Eje 3: El Mundo de la Ciencia y la Tecnociencia

Nuestras sociedades actuales son tecnocientíficas. No se puede entender la mayor parte de las cuestiones sociales contemporáneas sin tener en cuenta la influencia que la ciencia y la tecnología ejercen en la vida cotidiana, en la producción económica, en la construcción de saberes.

La ciencia, tal como la conocemos hoy, es un producto moderno. Desde el Renacimiento la humanidad europea fue gestando una cosmovisión ligada a la observación y la matematización. Dejando de lado la interpretación religiosa del mundo, los primeros científicos modernos indagaron acerca de la constitución del cosmos de un modo singular. La naturaleza estaba escrita en caracteres matemáticos. Pero al mismo tiempo, esta matematización fue perdiendo su carácter místico, rasgo propiamente antiguo, para convertirse en una herramienta de transformación del mundo.

La investigación científica entonces no sólo estuvo guiada por un afán de verdad, esto es, de conocer cómo funciona la gran máquina del Universo. También tuvo como su norte el dominio de tal esfera. Conocer es, para la inteligencia moderna, transformar. El conocimiento es poder.

El gran debate acerca de la astronomía en el siglo XVI es un ejemplo de este cambio de paradigma. Por un lado, los viejos escolásticos viven en un universo centrado en la tierra inmóvil, alrededor de la cual giran las esferas transparentes sobre la cual se insertan los cuerpos celestes en órbitas circulares. Esta composición se basa en la antigua concepción de Ptolomeo y la alta autoridad de Aristóteles, es cierto. Pero también coincide con una interpretación de la Biblia que afirma en varias ocasiones, siguiendo el sentido común, que el sol se mueve.

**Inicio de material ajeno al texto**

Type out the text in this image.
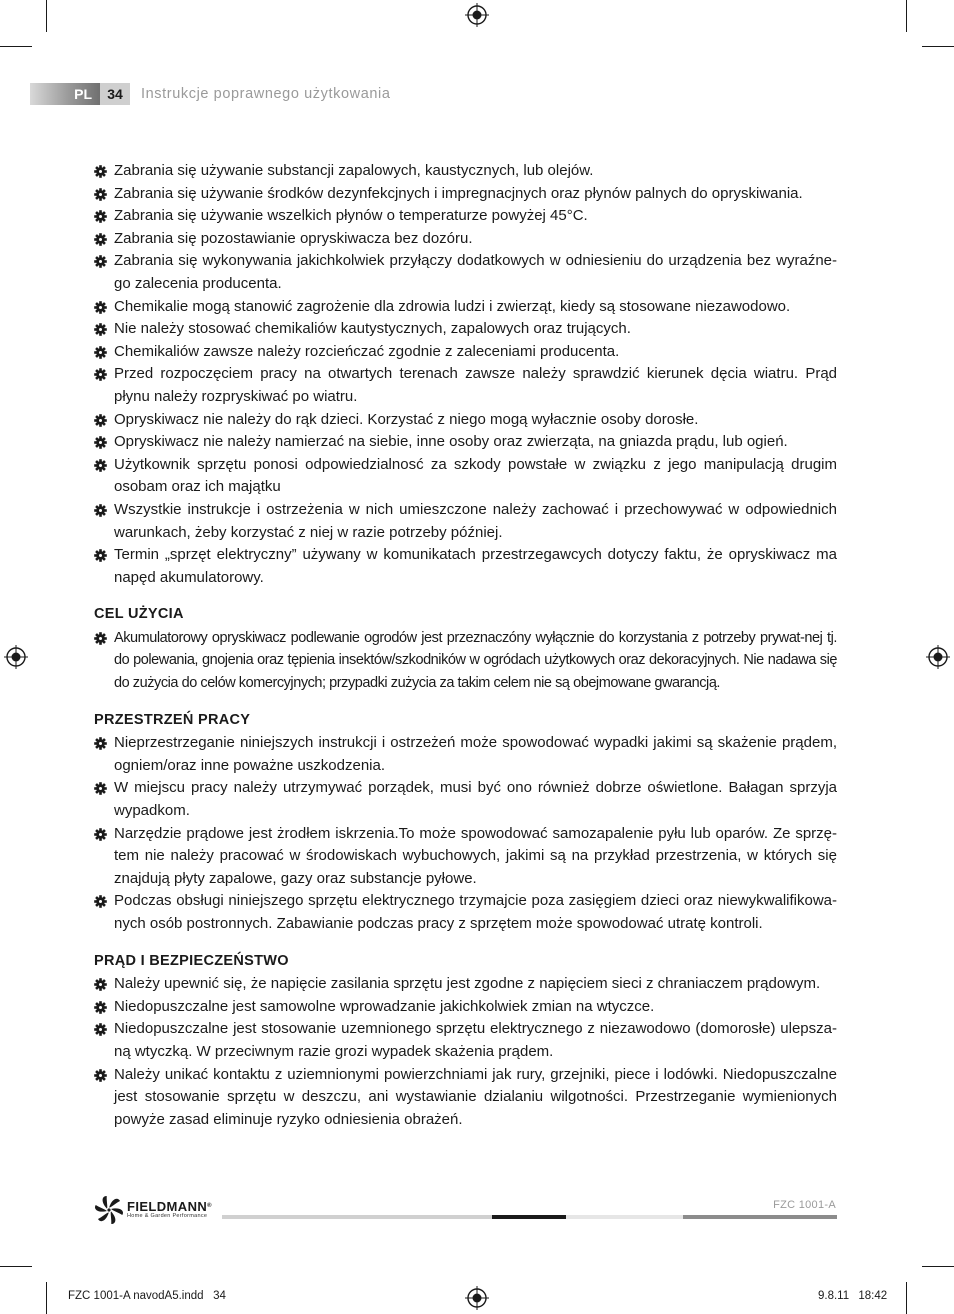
PL	34	Instrukcje poprawnego użytkowania
Zabrania się używanie substancji zapalowych, kaustycznych, lub olejów.
Zabrania się używanie środków dezynfekcjnych i impregnacjnych oraz płynów palnych do opryskiwania.
Zabrania się używanie wszelkich płynów o temperaturze powyżej 45°C.
Zabrania się pozostawianie opryskiwacza bez dozóru.
Zabrania się wykonywania jakichkolwiek przyłączy dodatkowych w odniesieniu do urządzenia bez wyraźne-go zalecenia producenta.
Chemikalie mogą stanowić zagrożenie dla zdrowia ludzi i zwierząt, kiedy są stosowane niezawodowo.
Nie należy stosować chemikaliów kautystycznych, zapalowych oraz trujących.
Chemikaliów zawsze należy rozcieńczać zgodnie z zaleceniami producenta.
Przed rozpoczęciem pracy na otwartych terenach zawsze należy sprawdzić kierunek dęcia wiatru. Prąd płynu należy rozpryskiwać po wiatru.
Opryskiwacz nie należy do rąk dzieci. Korzystać z niego mogą wyłacznie osoby dorosłe.
Opryskiwacz nie należy namierzać na siebie, inne osoby oraz zwierząta, na gniazda prądu, lub ogień.
Użytkownik sprzętu ponosi odpowiedzialnosć za szkody powstałe w związku z jego manipulacją drugim osobam oraz ich majątku
Wszystkie instrukcje i ostrzeżenia w nich umieszczone należy zachować i przechowywać w odpowiednich warunkach, żeby korzystać z niej w razie potrzeby później.
Termin „sprzęt elektryczny” używany w komunikatach przestrzegawcych dotyczy faktu, że opryskiwacz ma napęd akumulatorowy.
CEL UŻYCIA
Akumulatorowy opryskiwacz podlewanie ogrodów jest przeznaczóny wyłącznie do korzystania z potrzeby prywat-nej tj. do polewania, gnojenia oraz tępienia insektów/szkodników w ogródach użytkowych oraz dekoracyjnych. Nie nadawa się do zużycia do celów komercyjnych; przypadki zużycia za takim celem nie są obejmowane gwarancją.
PRZESTRZEŃ PRACY
Nieprzestrzeganie niniejszych instrukcji i ostrzeżeń może spowodować wypadki jakimi są skażenie prądem, ogniem/oraz inne poważne uszkodzenia.
W miejscu pracy należy utrzymywać porządek, musi być ono również dobrze oświetlone. Bałagan sprzyja wypadkom.
Narzędzie prądowe jest żrodłem iskrzenia.To może spowodować samozapalenie pyłu lub oparów. Ze sprzę-tem nie należy pracować w środowiskach wybuchowych, jakimi są na przykład przestrzenia, w których się znajdują płyty zapalowe, gazy oraz substancje pyłowe.
Podczas obsługi niniejszego sprzętu elektrycznego trzymajcie poza zasięgiem dzieci oraz niewykwalifikowa-nych osób postronnych. Zabawianie podczas pracy z sprzętem może spowodować utratę kontroli.
PRĄD I BEZPIECZEŃSTWO
Należy upewnić się, że napięcie zasilania sprzętu jest zgodne z napięciem sieci z chraniaczem prądowym.
Niedopuszczalne jest samowolne wprowadzanie jakichkolwiek zmian na wtyczce.
Niedopuszczalne jest stosowanie uzemnionego sprzętu elektrycznego z niezawodowo (domorosłe) ulepsza-ną wtyczką. W przeciwnym razie grozi wypadek skażenia prądem.
Należy unikać kontaktu z uziemnionymi powierzchniami jak rury, grzejniki, piece i lodówki. Niedopuszczalne jest stosowanie sprzętu w deszczu, ani wystawianie dzialaniu wilgotności. Przestrzeganie wymienionych powyże zasad eliminuje ryzyko odniesienia obrażeń.
FIELDMANN®
Home & Garden Performance
FZC 1001-A
FZC 1001-A navodA5.indd   34	9.8.11 18:42
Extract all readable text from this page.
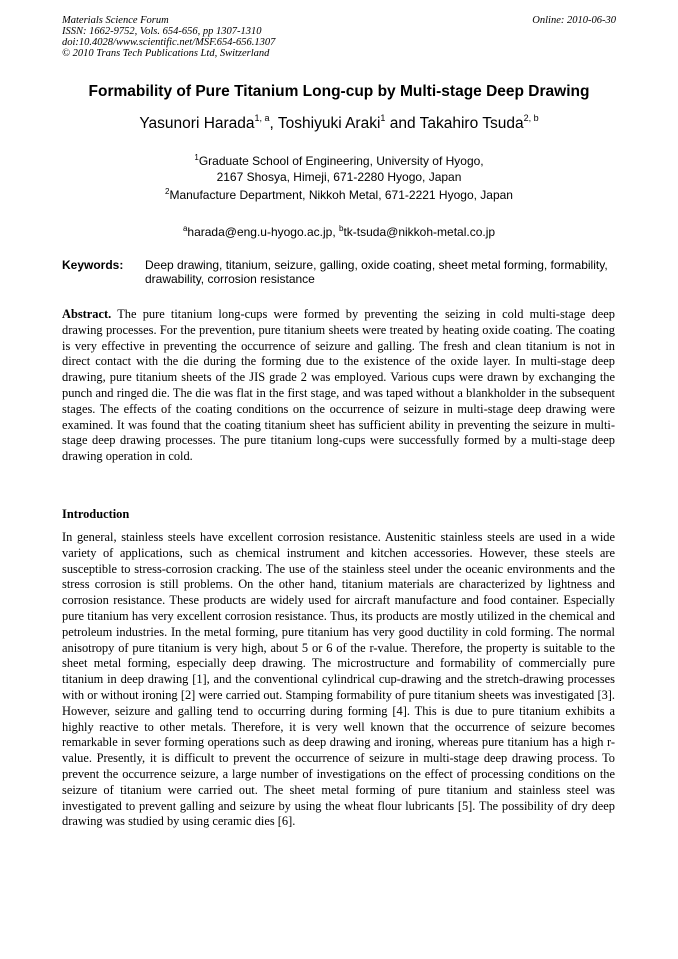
Materials Science Forum
ISSN: 1662-9752, Vols. 654-656, pp 1307-1310
doi:10.4028/www.scientific.net/MSF.654-656.1307
© 2010 Trans Tech Publications Ltd, Switzerland
Online: 2010-06-30
Formability of Pure Titanium Long-cup by Multi-stage Deep Drawing
Yasunori Harada$^{1, a}$, Toshiyuki Araki$^1$ and Takahiro Tsuda$^{2, b}$
$^1$Graduate School of Engineering, University of Hyogo,
2167 Shosya, Himeji, 671-2280 Hyogo, Japan
$^2$Manufacture Department, Nikkoh Metal, 671-2221 Hyogo, Japan
$^a$harada@eng.u-hyogo.ac.jp, $^b$tk-tsuda@nikkoh-metal.co.jp
Keywords: Deep drawing, titanium, seizure, galling, oxide coating, sheet metal forming, formability, drawability, corrosion resistance
Abstract. The pure titanium long-cups were formed by preventing the seizing in cold multi-stage deep drawing processes. For the prevention, pure titanium sheets were treated by heating oxide coating. The coating is very effective in preventing the occurrence of seizure and galling. The fresh and clean titanium is not in direct contact with the die during the forming due to the existence of the oxide layer. In multi-stage deep drawing, pure titanium sheets of the JIS grade 2 was employed. Various cups were drawn by exchanging the punch and ringed die. The die was flat in the first stage, and was taped without a blankholder in the subsequent stages. The effects of the coating conditions on the occurrence of seizure in multi-stage deep drawing were examined. It was found that the coating titanium sheet has sufficient ability in preventing the seizure in multi-stage deep drawing processes. The pure titanium long-cups were successfully formed by a multi-stage deep drawing operation in cold.
Introduction
In general, stainless steels have excellent corrosion resistance. Austenitic stainless steels are used in a wide variety of applications, such as chemical instrument and kitchen accessories. However, these steels are susceptible to stress-corrosion cracking. The use of the stainless steel under the oceanic environments and the stress corrosion is still problems. On the other hand, titanium materials are characterized by lightness and corrosion resistance. These products are widely used for aircraft manufacture and food container. Especially pure titanium has very excellent corrosion resistance. Thus, its products are mostly utilized in the chemical and petroleum industries. In the metal forming, pure titanium has very good ductility in cold forming. The normal anisotropy of pure titanium is very high, about 5 or 6 of the r-value. Therefore, the property is suitable to the sheet metal forming, especially deep drawing. The microstructure and formability of commercially pure titanium in deep drawing [1], and the conventional cylindrical cup-drawing and the stretch-drawing processes with or without ironing [2] were carried out. Stamping formability of pure titanium sheets was investigated [3]. However, seizure and galling tend to occurring during forming [4]. This is due to pure titanium exhibits a highly reactive to other metals. Therefore, it is very well known that the occurrence of seizure becomes remarkable in sever forming operations such as deep drawing and ironing, whereas pure titanium has a high r-value. Presently, it is difficult to prevent the occurrence of seizure in multi-stage deep drawing process. To prevent the occurrence seizure, a large number of investigations on the effect of processing conditions on the seizure of titanium were carried out. The sheet metal forming of pure titanium and stainless steel was investigated to prevent galling and seizure by using the wheat flour lubricants [5]. The possibility of dry deep drawing was studied by using ceramic dies [6].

Con la influencia del Heliocentrismo de Copérnico y la publicación en 1543 de su ya famoso libro De revolutionibus orbium coelestium el conocimiento del cosmos se instaló bajo coordenadas de observación y cálculo. De este modo, Galileo pudo enfocar su telescopio al cielo y Tico Brahe consignar matemáticamente las ubicaciones y las órbitas de los cuerpos celestes.

El triunfo de la nueva cosmovisión no fue sólo teórico. La nueva ciencia otorgó herramientas prácticas para constatar la observación y hacer progresar la civilización. La navegación con mapas precisos del cielo, la incipiente maquinaria que luego devendrá en industria, el instrumento científico al servicio de la vida cotidiana.

El capitalismo como nuevo orden económico que se inició en Europa para ampliarse con el imperialismo de las naciones centrales, tuvo como sus aliados al conocimiento científico y al desarrollo tecnológico.

En la actualidad presenciamos nuevas oleadas en esta revolución tecnocientífica. El original optimismo moderno, que veía en la ciencia un futuro promisorio de felicidad indefinida, fue trastocándose en decepción y temor posmoderno. El descontrol del uso de las nuevas tecnologías en el siglo XX, los grandes descubrimientos científicos al servicio de objetivos éticamente cuestionables, el riesgo de destrucción planetaria, son sólo algunas señales de esta mirada filosófica.

Los textos que se presentan a continuación intentan reflejar estas situaciones. Desde los filósofos modernos que actuaron simultáneamente como científicos y técnicos, hasta los pensadores y pensadoras actuales que toman seria distancia de aquéllas ópticas  englobantes y sistemáticas, poniendo la paradoja, el pensamiento débil y la complejidad como elementos necesarios de un nuevo abordaje en el conocimiento.

Algunas preguntas que pueden guiar o acompañar la reflexión filosófica en este eje ¿el conocimento científico es verdadero? ¿existe la objetividad? ¿Quién define los programas de investigación? ¿debe la ciencia atender a la moral? ¿toda innovación técnica es positiva?